PUBG managed to maintain a year-long streak of hosting over one million concurrent players for a year on Steam. The game’s player count peaked at 3.2 million players in January 2017. Today, the game struggles to surpass a million players in 24 hours.
Apex Legends
Trending hard in the meme pool, Apex Legends is the latest battle royal absolutely killing it on console and PC. A video released by the official Apex Legend YouTube channel announced that the game has over 50 million registered players and has already clocked a cool 170M respawns. Stats that don’t really make sense, that’s like a little over 3 respawns a player. The key takeaway is it’s wildly popular.

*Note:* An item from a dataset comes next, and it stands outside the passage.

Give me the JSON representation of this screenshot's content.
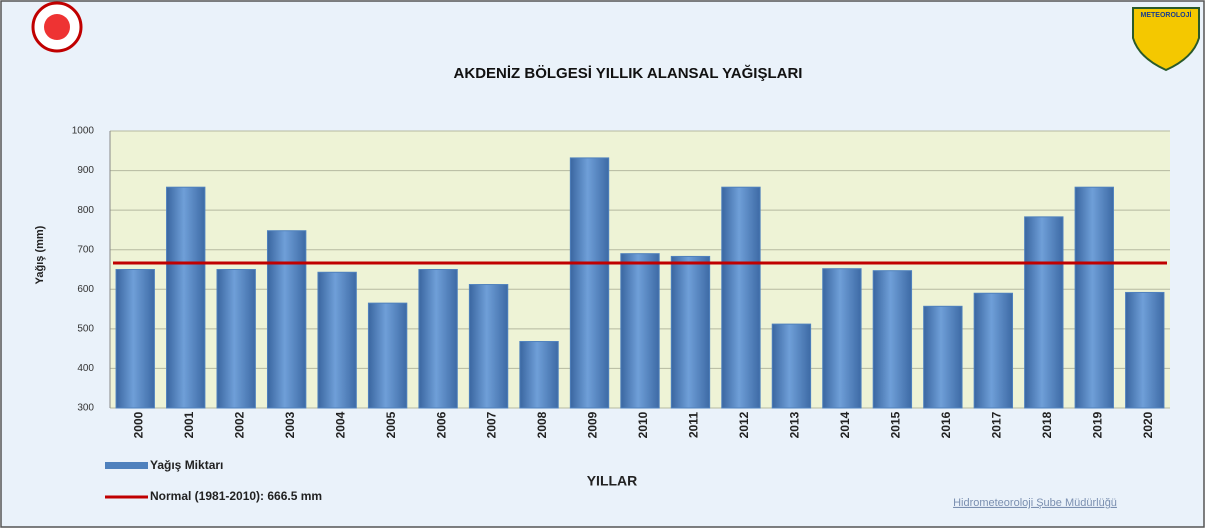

A mobile version of Apex Legends could be on the cards. There is enough attention to justify it. Some crafty hackers kicked the rumor mill into overdrive when they released malware dressed up as an Android version of an Apex Legends game. Unfortunately, an Android version of the game is still a baseless rumor. But please. Waiting in lines is much better with an FPS in your pocket.
Key Takeaways From These Multiplayer Android Games
The industry standard for titles released on mobile is taking shape. In the past, we have seen some novel proofs of the concept, but only recently have there been competing, no compromise, cross-platform games on Android. The key takeaway, I think, is Android game developers need to deliver a comparable experience to what people have come to expect from consoles and PCs. There are over 20 ‘Words With Friends’ clones on Facebook Messenger and endless in the PlayStore. The bar has been raised for Android phones.
- Scale to support millions of daily users.
- Comparable to console graphics
- On-Screen Controller
- Built on the Android Gaming Platform Playable on Recent Devices (and iOS)
Multiplayer mobile gaming is a billion-dollar industry that shows no signs of slowing down. Several widely successful games have broken records for concurrent players. As mobile hardware catches up, and the perceptions of mobile gaming change we march directly into a dank handheld game future. I am excited.